Les membres du CECAU ont fait une introduction centrée sur 5 points : - La nature du collectif unitaire. - Les motifs d’opposition à la LRU. - L’Etat de la mobilisation et les perspectives. - La convergence avec les travailleurs en lutte. - Les fermetures administratives des universités.
Bref résumé de l’introduction :
Le collectif unitaire CECAU regroupe les organisations de jeunesses appelant à l’abrogation de la LRU. Il est composé de syndicats, d’organisations politiques et d’associations. Il a oeuvré à l’impulsion du mouvement actuel. Il ne se considère pas pour autant comme son représentant et estime que la coordination nationale étudiante est l’instance de représentation et de décision légitime des étudiants.
L’opposition à la LRU se fait principalement sur les quatres points suivants :
- L’autonomie de gestion budgétaire et la recherche de ressources propres. En organisant la pénurie budgétaire, l’Etat contraint les universités à recourir pour son financement aux fondations et au mécénat, c’est-à-dire aux intérêts privés : cela permet une véritable privatisation. De plus, autonomie financière et pénurie budgétaire donneront prétextes et moyens à l’augmentation des frais d’inscription - facteurs de la sélection sociale ;
- La systématisation des dispositifs de préinscription et d’orientation active qui introduisent une forme de sélection à l’entrée de l’université ;
- La révision de la composition des conseils d’administration et le renforcement du pouvoir des présidents, qui ont pour fonction de faciliter une gestion entrepreneuriale. La proportion de personnalités extérieures issues du patronat, non élues, qui augmente au détriment des élus des personnels et des étudiants. Les universités sont ainsi destinées à être transformées en centres de formation et de recrutement adaptés aux besoins immédiats du patronat.

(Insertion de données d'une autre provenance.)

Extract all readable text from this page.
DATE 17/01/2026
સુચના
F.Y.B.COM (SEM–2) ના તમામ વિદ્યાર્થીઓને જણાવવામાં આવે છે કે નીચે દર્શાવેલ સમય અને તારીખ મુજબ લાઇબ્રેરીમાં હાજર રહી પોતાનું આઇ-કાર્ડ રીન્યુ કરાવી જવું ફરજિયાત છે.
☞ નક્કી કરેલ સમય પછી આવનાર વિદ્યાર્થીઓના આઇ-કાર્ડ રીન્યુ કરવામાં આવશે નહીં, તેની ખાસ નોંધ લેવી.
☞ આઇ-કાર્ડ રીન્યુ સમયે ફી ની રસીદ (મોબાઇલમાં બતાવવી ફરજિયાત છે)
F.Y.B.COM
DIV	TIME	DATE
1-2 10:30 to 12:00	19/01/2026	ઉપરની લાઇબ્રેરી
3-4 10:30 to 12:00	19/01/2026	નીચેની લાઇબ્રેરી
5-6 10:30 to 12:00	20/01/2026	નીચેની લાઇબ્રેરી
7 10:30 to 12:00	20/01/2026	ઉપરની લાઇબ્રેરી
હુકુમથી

- Le recrutement de contractuels précaires (déjà nombreux aujourd’hui) pour le personnel enseignant et non enseignant à la place de fonctionnaires, qui cassera les statuts de la fonction publique et encouragera également la séparation entre enseignement et recherche.
Pour le CECAU, on se dirige avec cette loi vers un enseignement supérieur à 2 vitesses : d’un côté des grands campus universitaires à vocation d’une reconnaissance internationale avec un fort lien entre enseignement et recherche ; de l’autre côté la multiplication de facs dont les cursus sont principalement les cycles courts et professionalisants sans lien avec la recherche pour fournir une main d’œuvre « bon marché » aux entreprises du bassin local d’emploi.
La mobilisation grandit de jour en jour. Dans la dernière série d’AG, 48 ont été recensée. Sous forme cumulative ont à les chiffres suivants : 33 AG à plus de 100 étudiants, 20 à plus de 200, 7 à plus de 500. D’ores et déjà des AG ont voté la grève et ont mis en place des piquets de grève, notamment à Rouen, Toulouse et Tolbiac. Les prochaines dates de mobilisation appelées par le collectif sont le 8, le 14 et le 20 novembre.
Si les étudiants dans les AG et à la coordination étudiante mettent en plus de l’abrogation de la LRU d’autres revendications comme la suppression des franchises médicales par exemple, c’est pour plusieurs raisons. D’une part, les réformes actuelles du gouvernement vont les touché directement et augmenté la précarité étudiante. D’autre part, beaucoup sont convaincus que seul un mouvement social d’ampleur pourra faire céder le gouvernement et expriment leur soutien avec les travailleurs en lutte.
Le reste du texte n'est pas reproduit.